Greensleeves é aquela mesma música de origem medieval do folclore inglês muito conhecida por seguidores de alguns guitarristas de rock como Ritchie Blackmore, do Deep Purple. O arranjo que Peterson cria é delicado e cheio de nuances, principalmente na bateria que acompanha até mesmo nos momentos mais silenciosos. Peterson faz das teclas de seu piano a extensão de seus dedos em fugas precisas sem desconfigurar a melodia, fechando com uma delicada progressão. Vamos resumir da seguinte maneira: se esta não for a melhor versão de Greensleeves que eu já ouvi até hoje, está bem perto de ser.
I’m Old Fashioned, uma composição do premiadíssimo compositor americano de música popular Jerome Kern (com invejáveis 700 composições no currículo) e de Johnny Mercer, outro compositor que também era letrista de mão cheia, traz de volta o clima para cima da abertura do disco em uma grande música lotada de improvisações e com inúmeras paradas estratégicas – além de uma cozinha musical de dar inveja em qualquer trio de jazz.
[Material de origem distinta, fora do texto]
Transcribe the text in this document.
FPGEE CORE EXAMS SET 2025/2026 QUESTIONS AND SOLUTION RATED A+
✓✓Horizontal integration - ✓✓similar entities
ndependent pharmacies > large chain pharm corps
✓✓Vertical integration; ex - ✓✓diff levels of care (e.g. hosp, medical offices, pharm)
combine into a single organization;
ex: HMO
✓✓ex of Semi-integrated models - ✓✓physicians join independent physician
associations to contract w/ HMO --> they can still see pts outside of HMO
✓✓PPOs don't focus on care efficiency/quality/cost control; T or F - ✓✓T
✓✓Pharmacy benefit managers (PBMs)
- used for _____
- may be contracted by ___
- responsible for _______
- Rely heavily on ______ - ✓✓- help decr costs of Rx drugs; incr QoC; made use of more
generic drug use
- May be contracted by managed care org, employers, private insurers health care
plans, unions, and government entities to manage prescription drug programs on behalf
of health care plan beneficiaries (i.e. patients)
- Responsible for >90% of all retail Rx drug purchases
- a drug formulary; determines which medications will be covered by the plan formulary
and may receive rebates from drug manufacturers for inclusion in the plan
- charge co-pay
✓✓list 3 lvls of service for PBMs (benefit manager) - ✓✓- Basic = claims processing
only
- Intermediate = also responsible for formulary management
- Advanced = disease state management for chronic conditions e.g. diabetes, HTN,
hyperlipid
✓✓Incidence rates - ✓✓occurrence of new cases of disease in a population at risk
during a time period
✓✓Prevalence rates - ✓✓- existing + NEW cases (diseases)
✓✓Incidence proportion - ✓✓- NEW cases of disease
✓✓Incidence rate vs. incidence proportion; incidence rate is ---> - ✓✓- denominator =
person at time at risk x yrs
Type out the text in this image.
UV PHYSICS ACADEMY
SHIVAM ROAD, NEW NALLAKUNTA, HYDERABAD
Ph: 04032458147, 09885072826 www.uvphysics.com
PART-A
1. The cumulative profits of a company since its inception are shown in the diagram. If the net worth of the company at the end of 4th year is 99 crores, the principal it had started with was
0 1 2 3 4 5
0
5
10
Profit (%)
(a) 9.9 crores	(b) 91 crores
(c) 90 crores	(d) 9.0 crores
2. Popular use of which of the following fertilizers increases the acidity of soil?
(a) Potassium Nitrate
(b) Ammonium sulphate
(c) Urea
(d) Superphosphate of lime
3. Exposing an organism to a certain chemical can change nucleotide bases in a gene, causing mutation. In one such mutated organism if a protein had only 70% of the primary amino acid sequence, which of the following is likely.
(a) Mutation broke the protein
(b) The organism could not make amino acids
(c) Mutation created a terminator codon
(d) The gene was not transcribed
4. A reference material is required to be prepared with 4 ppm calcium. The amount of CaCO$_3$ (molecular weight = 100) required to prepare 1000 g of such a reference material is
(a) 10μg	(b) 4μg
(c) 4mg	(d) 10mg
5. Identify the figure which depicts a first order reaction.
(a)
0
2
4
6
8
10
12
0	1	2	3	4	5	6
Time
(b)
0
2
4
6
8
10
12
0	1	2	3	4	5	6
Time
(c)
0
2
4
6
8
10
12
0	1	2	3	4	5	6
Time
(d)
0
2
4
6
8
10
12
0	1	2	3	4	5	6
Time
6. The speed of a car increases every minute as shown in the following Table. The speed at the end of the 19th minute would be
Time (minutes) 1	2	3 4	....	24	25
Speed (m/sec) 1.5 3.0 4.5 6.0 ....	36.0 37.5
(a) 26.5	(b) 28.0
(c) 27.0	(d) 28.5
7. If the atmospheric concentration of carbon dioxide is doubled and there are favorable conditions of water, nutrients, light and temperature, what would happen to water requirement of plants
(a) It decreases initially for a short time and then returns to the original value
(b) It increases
A velocidade nos dedos, uma das principais características de Peterson, emerge novamente até que o pianista abre espaço para George Mraz mostrar o seu talento com um solo pontual que serve de ponte para a música voltar à sua melodia inicial. Daí pra frente o que se ouve é a banda se divertindo – e sim, dá para sentir que eles amavam o que faziam sem sombra de dúvida.